In an unrelated but similar case, the court ruled last month that Minnesota law doesn't include a key provision that makes it easier to recover, or clawback, so-called false profits from a Ponzi scheme of the type Petters was convicted of orchestrating.
Continue Reading Below
Attorneys on both sides are studying the case to assess its impact on recovery efforts in the $3.5 billion Petters scheme, the largest financial fraud in Minnesota history, the Star Tribune (http://strib.mn/1BGVIAd ) reported.
The ruling means clawback lawsuits will have to prove that lenders knew or should have known they were involved in a Ponzi scheme — not that they merely associated with a business venture that turned out to be fraudulent.
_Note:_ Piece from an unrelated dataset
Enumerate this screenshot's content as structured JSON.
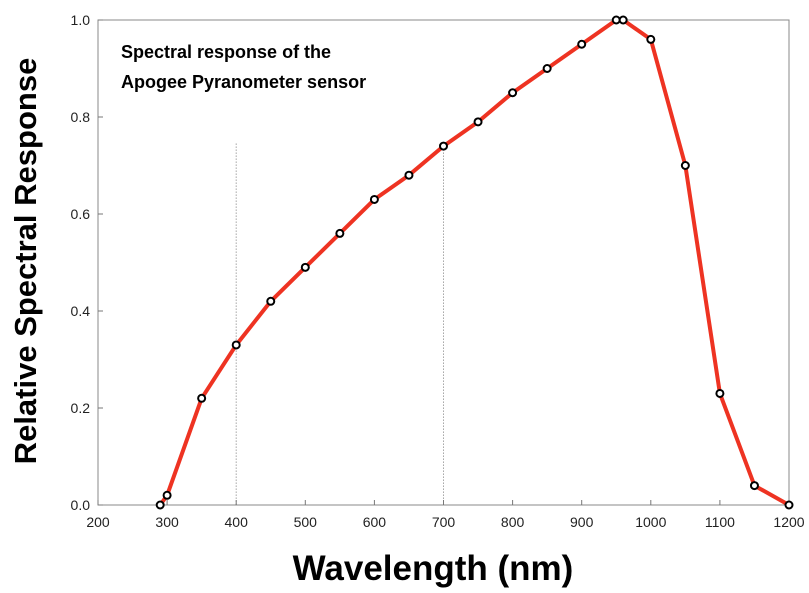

Under terms of a "Ponzi scheme presumption," financial transfers between lenders and the scheme operator are considered fraudulent on their face, and lenders cannot recover more than they invested with a debtor. That means that interest payments on the loan can be recovered.
In the Petters case, Petters and his main business entity, Petters Company Inc., took out loans to purportedly purchase consumer electronic goods at the wholesale level for resale to big-box retailers.
But the transactions were a sham, for the most part, and lenders were repaid principal and interest with funds provided by newer investors. The elaborate Ponzi scheme lasted for more than a decade until an insider revealed its existence to federal authorities in September 2008. Petters was convicted in 2009 and is serving a 50-year prison sentence.
The bankruptcy trustee for the Petters corporate entity, Doug Kelley, contends the Supreme Court ruling will have little if any impact on his clawback efforts because he can still prove his case by establishing "badges of fraud," or evidence that shows something was amiss that lenders should have seen.
"Whether I prove the Ponzi presumption or use badges of fraud, I can easily prove fraudulent intent," Kelley told the Star Tribune. "We have no dearth of direct evidence of fraud in this case."
Currently there are 105 clawback lawsuits active in the Petters bankruptcy, seeking more than $1 billion. The clawbacks range from small individual lenders to international banks.